Sunday, November 24, 2013

Yesterday in Brixton

As it was sunny we went ahead with the stall outside Brixton station yesterday. This is the place to be on a Saturday for leafletting. Amongst our rivals were Roman Catholics giving away free rosary beads, people giving out leaflets for "The End of the World Spectacular", Mr Kajali and Mr Moussa both claiming to be "from birth a gifted African spiritual healer and advisor" promising 100% guaranteed results for "problems concerning black magic, love voodoo, sexual impotency, business transactions, exams & court cases" (for a fee of course). Also competing were people paid to hand leaflets for some business, in this case a local gym but it could have been Specsavers.

Among the more rational were protestors against selling the main Lambeth College building on Brixton Hill to property speculators (one of them said he thought he had once voted for us), two young women campaigning against female genital mutilation (they said they didn't want to attack the culture of those who did this; we told them they should; they gave us a cup cake), and "Fight Racism, Fight Imperialism" who seem to be propagandists for leftwing governments in Latin America especially Cuba, Venezuela and Bolivia.
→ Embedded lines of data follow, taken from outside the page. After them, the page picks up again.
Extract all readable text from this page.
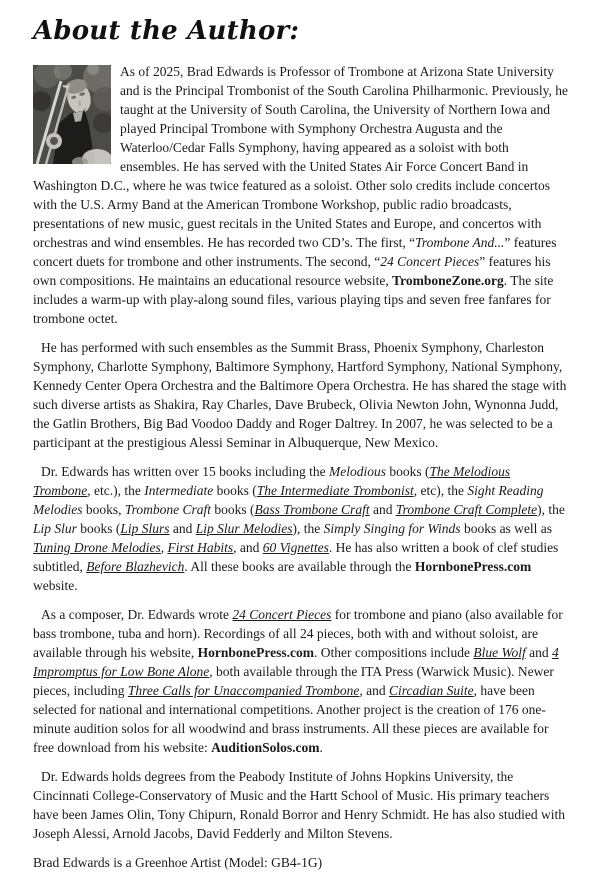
About the Author:

As of 2025, Brad Edwards is Professor of Trombone at Arizona State University and is the Principal Trombonist of the South Carolina Philharmonic. Previously, he taught at the University of South Carolina, the University of Northern Iowa and played Principal Trombone with Symphony Orchestra Augusta and the Waterloo/Cedar Falls Symphony, having appeared as a soloist with both ensembles. He has served with the United States Air Force Concert Band in Washington D.C., where he was twice featured as a soloist. Other solo credits include concertos with the U.S. Army Band at the American Trombone Workshop, public radio broadcasts, presentations of new music, guest recitals in the United States and Europe, and concertos with orchestras and wind ensembles. He has recorded two CD’s. The first, “Trombone And...” features concert duets for trombone and other instruments. The second, “24 Concert Pieces” features his own compositions. He maintains an educational resource website, TromboneZone.org. The site includes a warm-up with play-along sound files, various playing tips and seven free fanfares for trombone octet.

He has performed with such ensembles as the Summit Brass, Phoenix Symphony, Charleston Symphony, Charlotte Symphony, Baltimore Symphony, Hartford Symphony, National Symphony, Kennedy Center Opera Orchestra and the Baltimore Opera Orchestra. He has shared the stage with such diverse artists as Shakira, Ray Charles, Dave Brubeck, Olivia Newton John, Wynonna Judd, the Gatlin Brothers, Big Bad Voodoo Daddy and Roger Daltrey. In 2007, he was selected to be a participant at the prestigious Alessi Seminar in Albuquerque, New Mexico.

Dr. Edwards has written over 15 books including the Melodious books (The Melodious Trombone, etc.), the Intermediate books (The Intermediate Trombonist, etc), the Sight Reading Melodies books, Trombone Craft books (Bass Trombone Craft and Trombone Craft Complete), the Lip Slur books (Lip Slurs and Lip Slur Melodies), the Simply Singing for Winds books as well as Tuning Drone Melodies, First Habits, and 60 Vignettes. He has also written a book of clef studies subtitled, Before Blazhevich. All these books are available through the HornbonePress.com website.

As a composer, Dr. Edwards wrote 24 Concert Pieces for trombone and piano (also available for bass trombone, tuba and horn). Recordings of all 24 pieces, both with and without soloist, are available through his website, HornbonePress.com. Other compositions include Blue Wolf and 4 Impromptus for Low Bone Alone, both available through the ITA Press (Warwick Music). Newer pieces, including Three Calls for Unaccompanied Trombone, and Circadian Suite, have been selected for national and international competitions. Another project is the creation of 176 one-minute audition solos for all woodwind and brass instruments. All these pieces are available for free download from his website: AuditionSolos.com.

Dr. Edwards holds degrees from the Peabody Institute of Johns Hopkins University, the Cincinnati College-Conservatory of Music and the Hartt School of Music. His primary teachers have been James Olin, Tony Chipurn, Ronald Borror and Henry Schmidt. He has also studied with Joseph Alessi, Arnold Jacobs, David Fedderly and Milton Stevens.

Brad Edwards is a Greenhoe Artist (Model: GB4-1G)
Absent were the Spanish-language pentecostals and Militant who are usually there. We imagine Militant were all out distributing their election leaflets which seem to have arrived late. We sold a couple of our pamplet on Marxian economics and gave away our leaflets for an-hour-and-a-half. Also met a comrade out shopping. It's a small world.
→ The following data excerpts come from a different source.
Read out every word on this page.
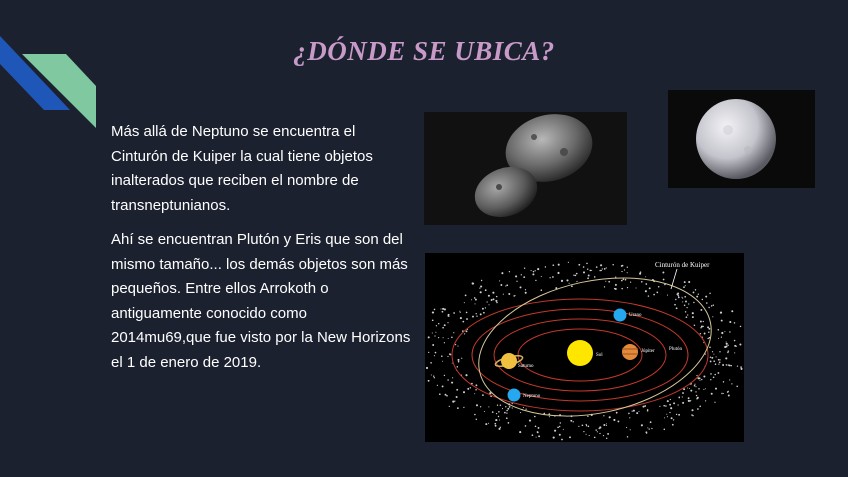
¿DÓNDE SE UBICA?

Más allá de Neptuno se encuentra el Cinturón de Kuiper la cual tiene objetos inalterados que reciben el nombre de transneptunianos.

Ahí se encuentran Plutón y Eris que son del mismo tamaño... los demás objetos son más pequeños. Entre ellos Arrokoth o antiguamente conocido como 2014mu69,que fue visto por la New Horizons el 1 de enero de 2019.

Cinturón de Kuiper
Sol
Urano
Júpiter	Plutón
Saturno
Neptuno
On the way to the CLR James meeting at the Oval cricket pavillion in the afternoon, we managed to gain access to some closed buildings by following a Labour canvasser. At first he thought we were TUSC but then realised who we were, saying "You're the people who want to get rid of money and let people take what they need". Well, yes, more or less. The Labour Party seem to be pulling out the stops. We've seen at least 5 different leaflets they've put out. One of their promises is that, if they win the next election, they'll overturn the Bedroom Tax. We'll see. As the Labour candidate said in one of his leaflets:
In past campaigns I've met people who told me that there wasn't much difference between the main parties.
So have we, and they're right.

At the CLR James meeting much of it was about English literature and what books should be studied at school and university. The organisers did not present James as a black role model but the opposite: as somebody who believed in universal values. Not black or any other identity but human identity. Some in the audience didn't approve of this approach and didn't clap all the speakers. His widow, Selma James, said he held that "Every Cook Can Govern". This comes from Lenin (though he relegated this to the distant future; in the meantime the Single Vanguard Should Govern). James, it appears, took it more literally. His widow in fact presented it in the way our candidate likes to. She said it didn't mean that "ordinary" people could govern since every individual was "extraordinary"; what he was advocating was collective action by these extraordinary individuals to change society and then run it. But she then spoilt it by saying that he was a leader. His writings on state capitalism in Russia, as well as those on cricket and his book on the slave uprising in Haiti during the French Revolution, The Black Jacobins. One of the speakers (Kenon Malik) described this as the first recorded successful slave uprising in history. I suppose it was. Must read the book. It's in our library.

The Oval is a few streets away to the north-west of the ward. Meanwhile a couple of streets to the south of the ward police were asking locals about the alleged case of slavery. They say it resulted from once commonly-held political ideas. It will be interesting to see what these were.